Selective decoding is promising but primarily validated on EgoExo4D procedural activities. More complex real-world scenarios may involve both fleeting actions and long-term context dependencies, where simple trigger strategies based on variance or clustering might fall short.
Training costs remain high. Final pre-training required 24 H200 nodes for approximately 4 weeks. Although trainable parameters are fewer than comparative VLMs, the overall construction remains resource-intensive.
Future work could explore non-contrastive anti-collapse regularizers like VICReg or SIGReg, stronger Y-Encoder/Y-Decoder combinations, or applying continuous semantic streams for latent-space reasoning beyond just saving decoding costs.

vs CLIP / SigLIP / PE-Core: CLIP-style models encode vision and text into the same space, excelling at classification and retrieval but lacking conditional prediction and natural text generation. VL-JEPA adds a query-conditioned Predictor to predict target answer embeddings from visual inputs and questions.
vs Generative VLM / PerceptionLM: Generative VLMs optimize next-token cross-entropy; they are powerful at output but process token-level surface differences during training and inference. VL-JEPA shifts the main objective to embedding space, decoding only when necessary, showing better sample efficiency and performance in classification/captioning in controlled tests.
vs I-JEPA / V-JEPA: Early JEPA focused on internal representation prediction within images or videos for self-supervised learning.

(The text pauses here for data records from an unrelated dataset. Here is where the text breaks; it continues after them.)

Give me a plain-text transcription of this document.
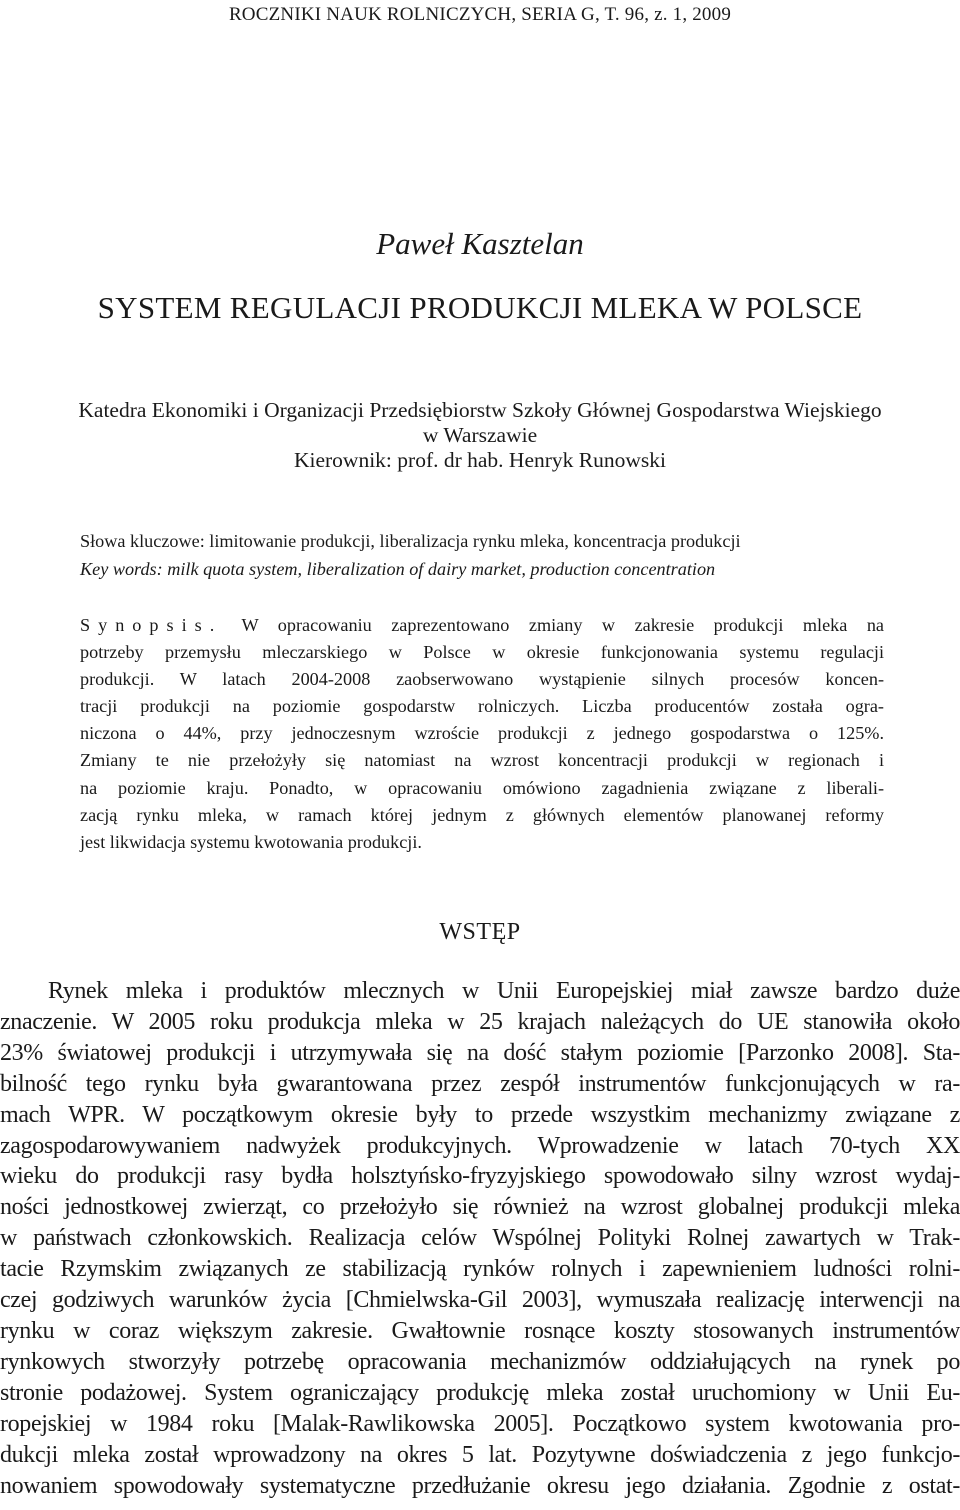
ROCZNIKI NAUK ROLNICZYCH, SERIA G, T. 96, z. 1, 2009
Paweł Kasztelan
SYSTEM REGULACJI PRODUKCJI MLEKA W POLSCE
Katedra Ekonomiki i Organizacji Przedsiębiorstw Szkoły Głównej Gospodarstwa Wiejskiego
w Warszawie
Kierownik: prof. dr hab. Henryk Runowski
Słowa kluczowe: limitowanie produkcji, liberalizacja rynku mleka, koncentracja produkcji
Key words: milk quota system, liberalization of dairy market, production concentration
Synopsis. W opracowaniu zaprezentowano zmiany w zakresie produkcji mleka na
potrzeby przemysłu mleczarskiego w Polsce w okresie funkcjonowania systemu regulacji
produkcji. W latach 2004-2008 zaobserwowano wystąpienie silnych procesów koncen-
tracji produkcji na poziomie gospodarstw rolniczych. Liczba producentów została ogra-
niczona o 44%, przy jednoczesnym wzroście produkcji z jednego gospodarstwa o 125%.
Zmiany te nie przełożyły się natomiast na wzrost koncentracji produkcji w regionach i
na poziomie kraju. Ponadto, w opracowaniu omówiono zagadnienia związane z liberali-
zacją rynku mleka, w ramach której jednym z głównych elementów planowanej reformy
jest likwidacja systemu kwotowania produkcji.
WSTĘP
Rynek mleka i produktów mlecznych w Unii Europejskiej miał zawsze bardzo duże
znaczenie. W 2005 roku produkcja mleka w 25 krajach należących do UE stanowiła około
23% światowej produkcji i utrzymywała się na dość stałym poziomie [Parzonko 2008]. Sta-
bilność tego rynku była gwarantowana przez zespół instrumentów funkcjonujących w ra-
mach WPR. W początkowym okresie były to przede wszystkim mechanizmy związane z
zagospodarowywaniem nadwyżek produkcyjnych. Wprowadzenie w latach 70-tych XX
wieku do produkcji rasy bydła holsztyńsko-fryzyjskiego spowodowało silny wzrost wydaj-
ności jednostkowej zwierząt, co przełożyło się również na wzrost globalnej produkcji mleka
w państwach członkowskich. Realizacja celów Wspólnej Polityki Rolnej zawartych w Trak-
tacie Rzymskim związanych ze stabilizacją rynków rolnych i zapewnieniem ludności rolni-
czej godziwych warunków życia [Chmielwska-Gil 2003], wymuszała realizację interwencji na
rynku w coraz większym zakresie. Gwałtownie rosnące koszty stosowanych instrumentów
rynkowych stworzyły potrzebę opracowania mechanizmów oddziałujących na rynek po
stronie podażowej. System ograniczający produkcję mleka został uruchomiony w Unii Eu-
ropejskiej w 1984 roku [Malak-Rawlikowska 2005]. Początkowo system kwotowania pro-
dukcji mleka został wprowadzony na okres 5 lat. Pozytywne doświadczenia z jego funkcjo-
nowaniem spowodowały systematyczne przedłużanie okresu jego działania. Zgodnie z ostat-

VL-JEPA extends this to general vision-language conditional prediction, where the target is a semantic representation of a text answer rather than a visual patch.
vs Latent-space language modeling: Works like Large Concept Models or COCONUT discuss language modeling or reasoning in continuous latent spaces. VL-JEPA applies similar ideas to multimodal alignment, sharing a predictable, retrievable, and decodable semantic space between visual states and text answers.

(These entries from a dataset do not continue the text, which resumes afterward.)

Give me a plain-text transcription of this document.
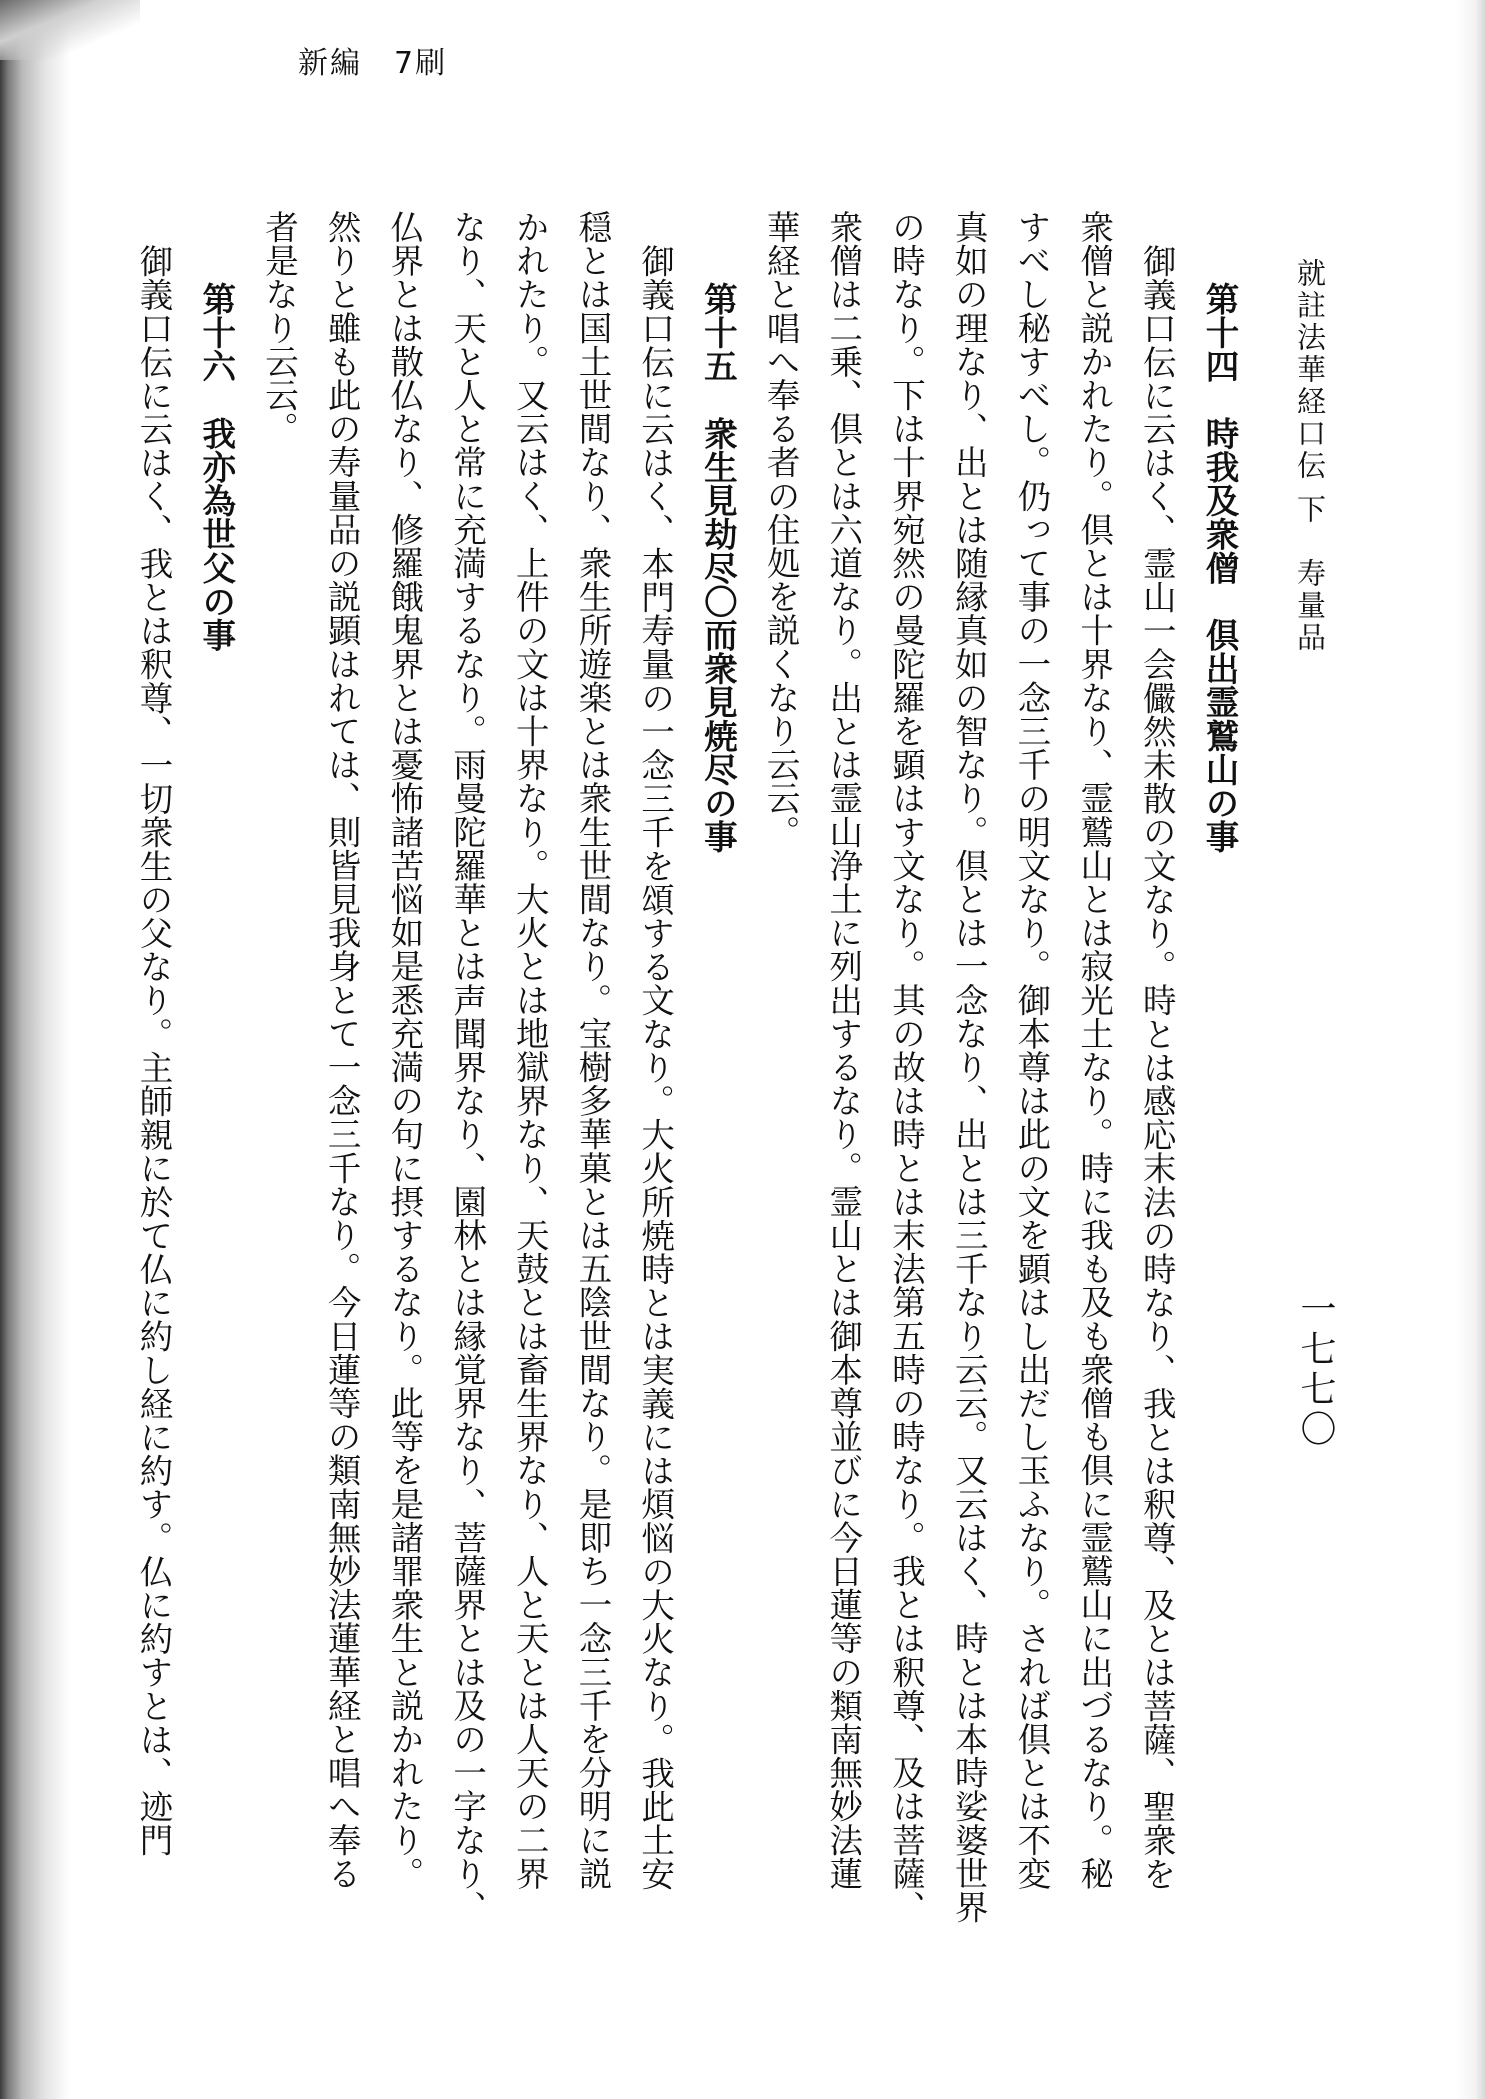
新編　7刷
就註法華経口伝 下　寿量品
一七七〇
第十四　時我及衆僧　倶出霊鷲山の事
御義口伝に云はく、霊山一会儼然未散の文なり。時とは感応末法の時なり、我とは釈尊、及とは菩薩、聖衆を
衆僧と説かれたり。倶とは十界なり、霊鷲山とは寂光土なり。時に我も及も衆僧も倶に霊鷲山に出づるなり。秘
すべし秘すべし。仍って事の一念三千の明文なり。御本尊は此の文を顕はし出だし玉ふなり。されば倶とは不変
真如の理なり、出とは随縁真如の智なり。倶とは一念なり、出とは三千なり云云。又云はく、時とは本時娑婆世界
の時なり。下は十界宛然の曼陀羅を顕はす文なり。其の故は時とは末法第五時の時なり。我とは釈尊、及は菩薩、
衆僧は二乗、倶とは六道なり。出とは霊山浄土に列出するなり。霊山とは御本尊並びに今日蓮等の類南無妙法蓮
華経と唱へ奉る者の住処を説くなり云云。
第十五　衆生見劫尽〇而衆見焼尽の事
御義口伝に云はく、本門寿量の一念三千を頌する文なり。大火所焼時とは実義には煩悩の大火なり。我此土安
穏とは国土世間なり、衆生所遊楽とは衆生世間なり。宝樹多華菓とは五陰世間なり。是即ち一念三千を分明に説
かれたり。又云はく、上件の文は十界なり。大火とは地獄界なり、天鼓とは畜生界なり、人と天とは人天の二界
なり、天と人と常に充満するなり。雨曼陀羅華とは声聞界なり、園林とは縁覚界なり、菩薩界とは及の一字なり、
仏界とは散仏なり、修羅餓鬼界とは憂怖諸苦悩如是悉充満の句に摂するなり。此等を是諸罪衆生と説かれたり。
然りと雖も此の寿量品の説顕はれては、則皆見我身とて一念三千なり。今日蓮等の類南無妙法蓮華経と唱へ奉る
者是なり云云。
第十六　我亦為世父の事
御義口伝に云はく、我とは釈尊、一切衆生の父なり。主師親に於て仏に約し経に約す。仏に約すとは、迹門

Insight: For multimodal systems requiring long-term operation, one might separate "high-frequency understanding" from "low-frequency verbalization": the former updates continuously via embedding streams, while the latter triggers only when user-requested or upon semantic shifts.

Rating¶

Novelty: ⭐⭐⭐⭐⭐ Reframes the general VLM training objective from a JEPA perspective and makes selective decoding a natural architectural property.
Experimental Thoroughness: ⭐⭐⭐⭐☆ Covers classification, retrieval, VQA, world modeling, controlled comparisons, and selective decoding, though complex reasoning/agent tasks are missing.
Writing Quality: ⭐⭐⭐⭐☆ The structure is smooth and core controlled experiments are clearly explained, though some implementation details and tables are quite dense.
Value: ⭐⭐⭐⭐⭐ Direct implications for real-time video VLMs, robotics/AR scenarios, and latent-space multimodal modeling; a highly significant architecture to follow.